September 12, 2019

The Resurrection of the EU Carbon Border Tax

If tax fairness drove the European Commission legislative tax agenda over the past five years, it will be climate change that dominates tax policy over the next term based on the commitments made by Ursula van der Leyen, who will serves at the next EU executive body chief.

And two key carbon pricing proposals will serve as the foundation for VDL – as she is now commonly referred to within Brussels circles. The first of these will involve a rewrite of the EU energy tax legislation. Work on the revised energy tax law has been underway for more than a year but a decision was made to put it off until after current Commission President Jean-Claude Juncker and his team leave office on Nov. 1.

Once described by former European Internal Market Commissioner Frits Bolkestein as having more “holes than Swiss cheese” the new energy tax proposal will set specific minimum carbon dioxide rates on motor fuels and electricity. A key question, which new EU presidency holder Finland will focus on as early as Sept. 13 and 14, when EU finance ministers meet in Helsinki, will be whether or not airline fuels should be covered as part of the legislation.

While the aviation fuel tax issue will be controversial, it will pale compared to a VDL commitment to pursue a carbon border tax. The purpose of the levy will be to shield European companies that face high energy costs whether it be via the EU Emission Trading Scheme or the new EU energy tax legislation. To achieve this goal goods imported into the EU from countries that do not take such action to reduce greenhouse gases, as required by the Paris climate agreement, will be slapped with a carbon tax.

The complexity of a carbon border tax can not be underestimated. Even hard-line environmental groups demanding drastic action to tackle climate change have been cool to the idea because they think it will never get approved. But as climate change has become a prominent and urgent issue in the past year and President Donald Trump has taken the U.S. out of the Paris Climate agreement, the carbon border levy has gone from an ivory tower fantasy to a political priority.

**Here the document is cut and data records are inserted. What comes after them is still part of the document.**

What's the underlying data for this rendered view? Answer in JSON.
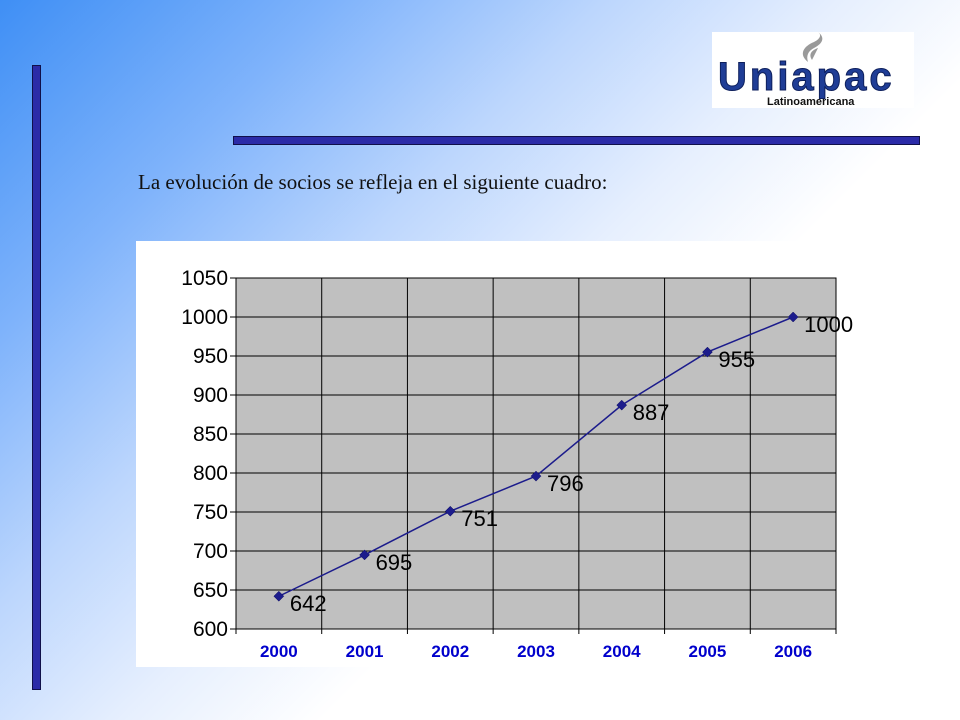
{
  "logo": {
    "name": "Uniapac",
    "tagline": "Latinoamericana"
  },
  "subtitle": "La evolución de socios se refleja en el siguiente cuadro:",
  "colors": {
    "accent_bar": "#2b2ba8",
    "series_line": "#1c1c8c",
    "plot_background": "#c0c0c0",
    "x_tick_color": "#0000cc"
  },
  "chart_data": {
    "type": "line",
    "title": "",
    "xlabel": "",
    "ylabel": "",
    "categories": [
      "2000",
      "2001",
      "2002",
      "2003",
      "2004",
      "2005",
      "2006"
    ],
    "series": [
      {
        "values": [
          642,
          695,
          751,
          796,
          887,
          955,
          1000
        ],
        "data_labels": [
          "642",
          "695",
          "751",
          "796",
          "887",
          "955",
          "1000"
        ]
      }
    ],
    "ylim": [
      600,
      1050
    ],
    "yticks": [
      "600",
      "650",
      "700",
      "750",
      "800",
      "850",
      "900",
      "950",
      "1000",
      "1050"
    ],
    "grid": true,
    "legend": "none",
    "marker": "diamond"
  }
}
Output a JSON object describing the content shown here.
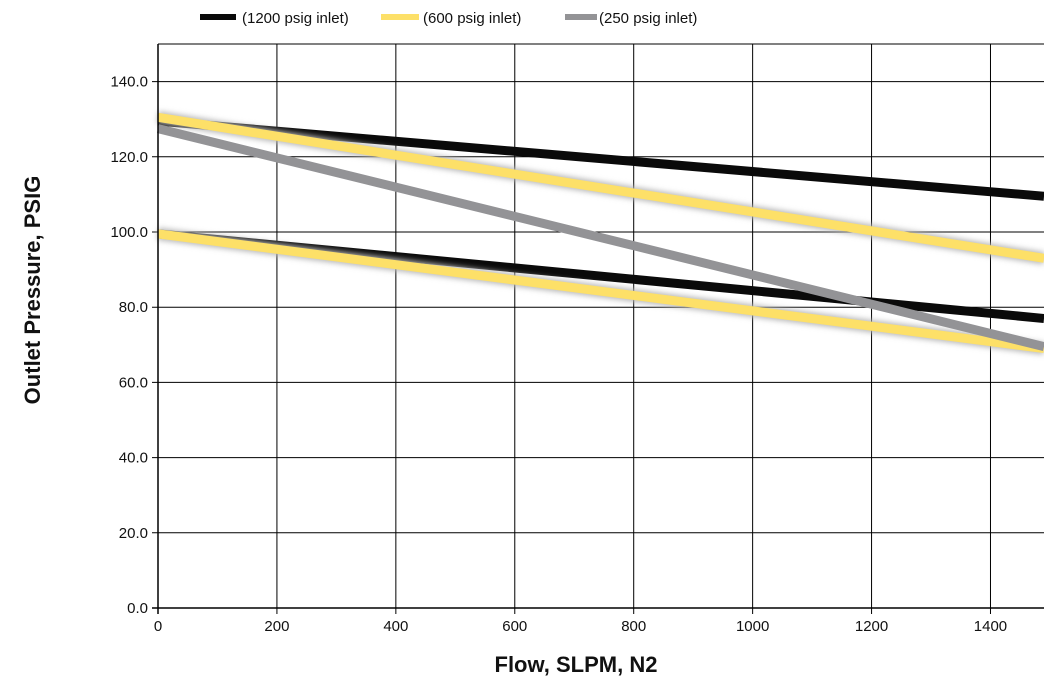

Indicative of this change occurred earlier in 2019, when BusinessEurope, the EU’s leading business lobby group, dropped its opposition to the carbon border tax. While BusinessEurope insisted the levy must comply with World Trade Organization rules, it said EU companies, which already shoulder higher energy costs compared to those in the U.S. or Asia, need protection as the EU pushes to reach a carbon neutral economy by 2050.

While the climate change tax measures will be prominent in the coming years, that is not to say that corporate taxation will disappear. VDL has committed to pursue the pending EU Common Corporate Consolidated Tax Base plan, which has been pending in one form or another for more than a decade.

Besides the CCCTB, there is the issue of a minimum corporate tax, which was a demand made by some pro-EU groups in the European Parliament led by the Socialists and Democrats. However the four pro-EU groups in the European Parliament, which also include the center-right European People’s Party, centrist-liberal Renew Europe (formerly the Alliance for Liberals and Democrats), the European Green Party along with the S &D group, have not been able to agree on the need for a minimum corporate tax. Moreover, the issue has become a stumbling block in negotiations the groups have held since the May European elections to forge a legislative blueprint for the VDL European Commission. The minimum corporate tax, which was a campaign commitment by candidates such as Frans Timmermans and Margrethe Vestager, both of whom are expected to serve as vice presidents in the VDL Commission, has pitted the EPP against the S &D and the Greens.

The divisions on the minimum corporate tax rate issue are not the only tax issue dividing the pro-EU parties. The Green Party, which increased its seats in the European Parliament, along with the S & D group are pushing for a permanent subcommittee similar to the temporary ones set up in the wake of the Luxleaks sweetheart tax ruling scandal and the Panama Papers. Again the EPP is opposed.

Currently, negotiations on the mandate for the next European Commission and the possible new permanent tax committee are continuing. But according to European Parliament officials ,no break through is expected any time soon if ever.